Je suis une montagne est conçu par Éric Arnal Burtschy. Il repose sur un format innovant et radicalement différent d’une pièce de théâtre classique. En effet, les spectateurs, allongés et les yeux fermés, traversent un spectacle uniquement sonore. Aucun visuel, aucun récit : l’ensemble repose sur des sons, des souffles, des vibrations.
cette proposition s’écarte des codes habituels du théâtre. Elle teste une autre manière de capter l’attention et de créer un rapport au public. Elle permet de réfléchir à la place du corps, dans notre rapport à la nature qui nous entoure. 1h10 d’expérience sensorielle !
Que nous dit la justice expéditive sur notre rapport à l’équité ?
Léviathan, de Laurraine de Sagazan, s’appuie sur des semaines d’observation dans des tribunaux pour explorer un pan méconnu de la justice : les comparutions immédiates. Ce type de procédure, rapide et souvent expéditive, pose une série de questions sur l’équilibre entre efficacité, droit à la défense et équité des décisions.
Le spectacle mêle reconstitution de procès, improvisation des comédiens et une scénographie assez perturbante – comme un cirque abandonné, des marionnettes ou des comédiens masqués. Il ne cherche pas à juger (ou peut-être que si) mais à rendre visibles les logiques internes d’un système confronté à ses propres contradictions. Une manière de documenter, par le théâtre, les angles morts d’une institution censée garantir la justice pour tous.
Foncier, héritage, rentabilité : l’impasse agricole en scène avec Zola
La Terre est adapté du roman d’Émile Zola par Anne Barbot. Elle revient sur une histoire de transmission agricole à la fin du XIXᵉ siècle. Un paysan vieillissant tente de partager ses terres entre ses enfants, dans un monde rural déjà traversé par des logiques de productivité et des rapports de force familiaux.
Le choix d’adapter Zola aujourd’hui n’a rien d’anodin. À travers ce texte du XIXᵉ, le spectacle met en lumière des questions toujours actuelles : à qui appartiennent les terres ? Comment se transmettent-elles ? Que devient le travail agricole sous pression économique ? La mise en scène redonne une voix à celles et ceux qu’on entend peu, alors même qu’ils nourrissent la société.

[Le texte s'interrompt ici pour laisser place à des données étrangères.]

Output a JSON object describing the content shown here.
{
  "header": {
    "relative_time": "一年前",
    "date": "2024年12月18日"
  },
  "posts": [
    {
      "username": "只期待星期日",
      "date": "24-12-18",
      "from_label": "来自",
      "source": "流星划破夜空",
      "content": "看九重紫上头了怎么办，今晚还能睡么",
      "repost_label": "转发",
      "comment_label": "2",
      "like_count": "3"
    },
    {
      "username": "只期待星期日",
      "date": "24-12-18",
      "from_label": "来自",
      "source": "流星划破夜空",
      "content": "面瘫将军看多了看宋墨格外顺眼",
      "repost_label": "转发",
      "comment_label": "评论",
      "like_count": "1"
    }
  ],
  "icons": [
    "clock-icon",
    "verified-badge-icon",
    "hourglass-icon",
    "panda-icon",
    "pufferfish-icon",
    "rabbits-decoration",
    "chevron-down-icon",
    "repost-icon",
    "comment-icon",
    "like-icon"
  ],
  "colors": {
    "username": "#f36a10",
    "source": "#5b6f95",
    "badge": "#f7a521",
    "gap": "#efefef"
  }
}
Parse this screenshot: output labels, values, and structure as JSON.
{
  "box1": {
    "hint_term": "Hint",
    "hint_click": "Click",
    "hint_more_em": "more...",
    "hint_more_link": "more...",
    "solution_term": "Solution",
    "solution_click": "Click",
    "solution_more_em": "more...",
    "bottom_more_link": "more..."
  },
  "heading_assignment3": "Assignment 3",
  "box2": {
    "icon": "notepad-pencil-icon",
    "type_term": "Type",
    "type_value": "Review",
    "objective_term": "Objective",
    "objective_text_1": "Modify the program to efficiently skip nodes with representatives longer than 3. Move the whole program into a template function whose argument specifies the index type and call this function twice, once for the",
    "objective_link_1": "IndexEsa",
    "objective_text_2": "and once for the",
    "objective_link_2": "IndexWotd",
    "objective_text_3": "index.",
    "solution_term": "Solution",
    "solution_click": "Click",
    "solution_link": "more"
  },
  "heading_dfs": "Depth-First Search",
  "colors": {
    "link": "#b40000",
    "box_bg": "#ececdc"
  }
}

Vous n’aimerez peut-être pas tout. Et ce n’est pas le but. Mais si vous avez envie de sortir des sentiers battus, d’explorer des formes nouvelles, ou simplement de vous laisser surprendre par des récits qui interrogent le monde qui vient, cette saison a beaucoup à offrir.
Ces spectacles donnent matière à penser, à débattre, parfois à déranger. Et c’est aussi pour ça qu’on ira les voir. Parce que dans un contexte de transition, ce type de propositions, ça compte.